WALL·E, worst animated movie of 2008

Yes, worse than Horton Hears a Woo!.

I don’t know where to start. Almost everything sucks. The only good thing is that it lasts only 98 minutes.

The robots are not realistic; they look like humans. It’s fine when Disney’s animals just look like humans, and it pleases their furry-fetish fanbase, but they could have made some sort of effort this time.
The discussions between the two main robots are completely unrealistic. They aren’t able to communicate efficiently, they have “robotic voices” (what a cliché) that suffer from the Kenny Dilemma: you don’t understand what he says, but it gets old; and sometimes you understand because the story needed it. But let’s ignore that and pretend it’s fun and kids might like it.
Their meeting looked like a bad remake of the Tarzan/Jane meeting. Still on their behavior: WALL·E sleeps. They “kiss” and hold hands. There is no robotic traits at all. They could have at least added some robotic characteristics…
Oh, and why on Earth a robot has to display blinking eyes on a screen?

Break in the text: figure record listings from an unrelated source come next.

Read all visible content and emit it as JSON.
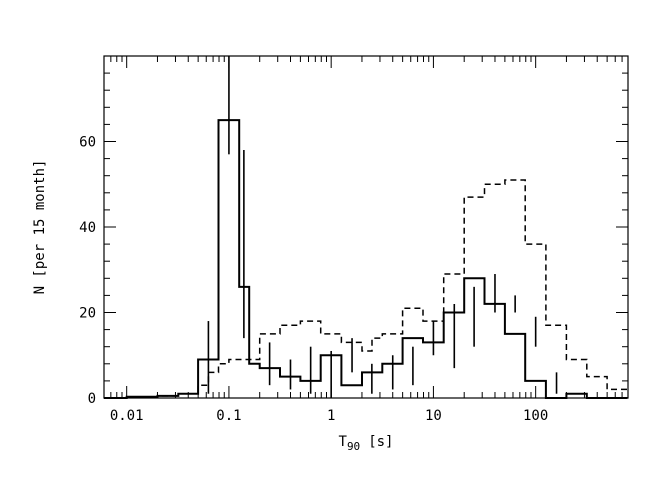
{
  "chart_data": {
    "type": "histogram",
    "x_scale": "log",
    "xlim": [
      0.006,
      800
    ],
    "ylim": [
      0,
      80
    ],
    "xlabel": "T",
    "xlabel_sub": "90",
    "xlabel_unit": "[s]",
    "ylabel": "N [per 15 month]",
    "x_tick_labels": [
      "0.01",
      "0.1",
      "1",
      "10",
      "100"
    ],
    "x_tick_values": [
      0.01,
      0.1,
      1,
      10,
      100
    ],
    "y_tick_labels": [
      "0",
      "20",
      "40",
      "60"
    ],
    "y_tick_values": [
      0,
      20,
      40,
      60
    ],
    "grid": false,
    "legend": "none",
    "bin_edges": [
      0.006,
      0.0079,
      0.01,
      0.0126,
      0.0158,
      0.02,
      0.0251,
      0.0316,
      0.0398,
      0.05,
      0.063,
      0.079,
      0.1,
      0.126,
      0.158,
      0.2,
      0.251,
      0.316,
      0.398,
      0.5,
      0.63,
      0.79,
      1.0,
      1.26,
      1.58,
      2.0,
      2.51,
      3.16,
      3.98,
      5.0,
      6.3,
      7.9,
      10,
      12.6,
      15.8,
      20,
      25.1,
      31.6,
      39.8,
      50,
      63,
      79,
      100,
      126,
      158,
      200,
      251,
      316,
      398,
      500,
      630,
      790
    ],
    "series": [
      {
        "style": "solid",
        "edges": [
          0.006,
          0.01,
          0.02,
          0.032,
          0.05,
          0.063,
          0.079,
          0.1,
          0.126,
          0.158,
          0.2,
          0.316,
          0.5,
          0.79,
          1.26,
          2.0,
          3.16,
          5.0,
          7.9,
          12.6,
          20,
          31.6,
          50,
          79,
          126,
          200,
          316,
          500,
          790
        ],
        "values": [
          0,
          0.3,
          0.5,
          1,
          9,
          9,
          65,
          65,
          26,
          8,
          7,
          5,
          4,
          10,
          3,
          6,
          8,
          14,
          13,
          20,
          28,
          22,
          15,
          4,
          0,
          1,
          0,
          0
        ],
        "errors": [
          {
            "x": 0.063,
            "y": 9,
            "lo": 1,
            "hi": 18
          },
          {
            "x": 0.1,
            "y": 65,
            "lo": 57,
            "hi": 80
          },
          {
            "x": 0.14,
            "y": 26,
            "lo": 14,
            "hi": 58
          },
          {
            "x": 0.25,
            "y": 8,
            "lo": 3,
            "hi": 13
          },
          {
            "x": 0.4,
            "y": 5,
            "lo": 2,
            "hi": 9
          },
          {
            "x": 0.63,
            "y": 5,
            "lo": 1,
            "hi": 12
          },
          {
            "x": 1.0,
            "y": 4,
            "lo": 0,
            "hi": 11
          },
          {
            "x": 1.6,
            "y": 10,
            "lo": 6,
            "hi": 14
          },
          {
            "x": 2.5,
            "y": 3,
            "lo": 1,
            "hi": 8
          },
          {
            "x": 4.0,
            "y": 6,
            "lo": 2,
            "hi": 10
          },
          {
            "x": 6.3,
            "y": 8,
            "lo": 3,
            "hi": 12
          },
          {
            "x": 10,
            "y": 14,
            "lo": 10,
            "hi": 18
          },
          {
            "x": 16,
            "y": 13,
            "lo": 7,
            "hi": 22
          },
          {
            "x": 25,
            "y": 20,
            "lo": 12,
            "hi": 26
          },
          {
            "x": 40,
            "y": 28,
            "lo": 20,
            "hi": 29
          },
          {
            "x": 63,
            "y": 22,
            "lo": 20,
            "hi": 24
          },
          {
            "x": 100,
            "y": 15,
            "lo": 12,
            "hi": 19
          },
          {
            "x": 160,
            "y": 4,
            "lo": 1,
            "hi": 6
          }
        ]
      },
      {
        "style": "dashed",
        "edges": [
          0.006,
          0.01,
          0.02,
          0.032,
          0.05,
          0.063,
          0.079,
          0.1,
          0.126,
          0.158,
          0.2,
          0.251,
          0.316,
          0.5,
          0.79,
          1.26,
          2.0,
          2.51,
          3.16,
          5.0,
          7.9,
          12.6,
          20,
          31.6,
          50,
          79,
          126,
          200,
          316,
          500,
          790
        ],
        "values": [
          0,
          0.2,
          0.5,
          1,
          3,
          6,
          8,
          9,
          9,
          9,
          15,
          15,
          17,
          18,
          15,
          13,
          11,
          14,
          15,
          21,
          18,
          29,
          47,
          50,
          51,
          36,
          17,
          9,
          5,
          2
        ]
      }
    ]
  }
}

The visuals are not impressive. Robots are easy to modelize (especially WALL·E‘s friend: no textures needed), backgrounds are very simple, and the humans were very lazily done (the plot helps, and the only good-looking human you will see is not a 3D rendering, it’s a real actor).

Talking of the plot. How come humans are able to build state-of-the-art maintenance-free spaceships to get out of their earth full of garbage, but can’t clean it, or just throw the garbage on another planet?). Oh, and they spend their time eating and throwing a lot of garbage in space too. This doesn’t differ from the usual “humans are bad” line of Disney’s, but this time it’s plain stupid.
One joke that was almost funny but was very typical: WALL·E throws a diamond ring and keeps the box.

It’s bad and ridiculous. Not as bad an ridiculous as Fight Club, though. And it’s not that boring. But don’t pay to watch a bad movie patently done by lazy people.